Vulnerability Overview

The bug, dubbed Open Sesame by researchers at Koi Security, stemmed from how Open VSX’s Java-based pre-publish scanning service interpreted scan results. A single boolean return value caused the system to misread scanner failures as “no scanners configured”, allowing extensions to pass the vetting process and go live.

“The pipeline had a single boolean return value that meant both ‘no scanners are configured’ and ‘all scanners failed to run,’” said Oran Simhony from Koi Security. “Under load, Open VSX treated scanner failures as if nothing needed scanning and approved the extensions.”

The vulnerability could be triggered by any registered publisher account. By flooding the publish endpoint with multiple malicious .VSIX packages, an attacker could exhaust database connections, causing scan jobs to fail and the extensions to bypass security checks entirely.

Impact and Risk

Open VSX serves not only as a VS Code extension repository but also as the marketplace for Cursor, Windsurf, and other VS Code forks. Extensions published via this platform gain immediate availability to thousands of users.

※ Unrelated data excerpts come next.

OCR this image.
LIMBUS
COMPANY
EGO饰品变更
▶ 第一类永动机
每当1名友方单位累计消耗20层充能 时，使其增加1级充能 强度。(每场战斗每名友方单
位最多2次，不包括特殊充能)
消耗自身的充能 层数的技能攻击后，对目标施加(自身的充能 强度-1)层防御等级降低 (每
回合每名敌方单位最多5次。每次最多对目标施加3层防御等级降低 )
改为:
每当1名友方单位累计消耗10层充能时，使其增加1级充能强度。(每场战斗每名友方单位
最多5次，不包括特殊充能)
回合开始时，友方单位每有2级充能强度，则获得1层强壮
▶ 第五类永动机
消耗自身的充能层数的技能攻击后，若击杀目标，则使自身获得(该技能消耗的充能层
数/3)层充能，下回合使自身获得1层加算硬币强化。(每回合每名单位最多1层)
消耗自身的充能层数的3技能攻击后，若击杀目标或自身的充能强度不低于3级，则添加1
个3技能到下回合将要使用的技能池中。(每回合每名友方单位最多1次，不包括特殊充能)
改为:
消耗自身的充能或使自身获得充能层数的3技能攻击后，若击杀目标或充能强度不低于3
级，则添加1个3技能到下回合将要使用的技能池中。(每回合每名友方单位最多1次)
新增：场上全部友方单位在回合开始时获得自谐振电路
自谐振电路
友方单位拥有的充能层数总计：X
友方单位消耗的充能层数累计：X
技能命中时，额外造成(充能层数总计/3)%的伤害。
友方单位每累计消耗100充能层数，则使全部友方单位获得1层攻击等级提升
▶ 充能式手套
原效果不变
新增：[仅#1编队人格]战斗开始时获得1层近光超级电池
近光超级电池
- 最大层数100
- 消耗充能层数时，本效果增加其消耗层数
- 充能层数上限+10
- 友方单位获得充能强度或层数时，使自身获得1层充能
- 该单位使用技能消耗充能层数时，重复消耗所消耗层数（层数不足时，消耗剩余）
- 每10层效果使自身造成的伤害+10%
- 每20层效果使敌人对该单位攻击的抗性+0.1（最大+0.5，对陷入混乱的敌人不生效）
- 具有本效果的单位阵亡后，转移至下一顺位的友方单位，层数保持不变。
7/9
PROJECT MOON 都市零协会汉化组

While no exploitation in the wild has been publicly reported, the flaw allowed pre-publish security to fail silently, effectively opening the gate for rogue extensions to propagate undetected.

Patch and Mitigation

The Eclipse Foundation, which maintains Open VSX, released a fix in version 0.32.0 after the issue was responsibly disclosed on February 8, 2026. Users and extension maintainers are strongly encouraged to:

  1. Upgrade to Open VSX 0.32.0 or later.
  2. Review recently published extensions for unusual behavior or unauthorized code.
  3. Implement additional runtime security checks for extension code before deployment.

Security Takeaways

Researchers emphasized that this bug is an example of a fail-open anti-pattern, where a system unintentionally grants access when errors occur.

“Fail-open error handling hiding behind a legitimate ‘nothing to do’ path is dangerous. Make failure states explicit. Never let ‘no work needed’ and ‘work failed’ share a return value,” said Simhony.

The incident underscores the importance of robust pre-publish scanning, failure handling, and continuous monitoring to secure extension ecosystems and downstream users.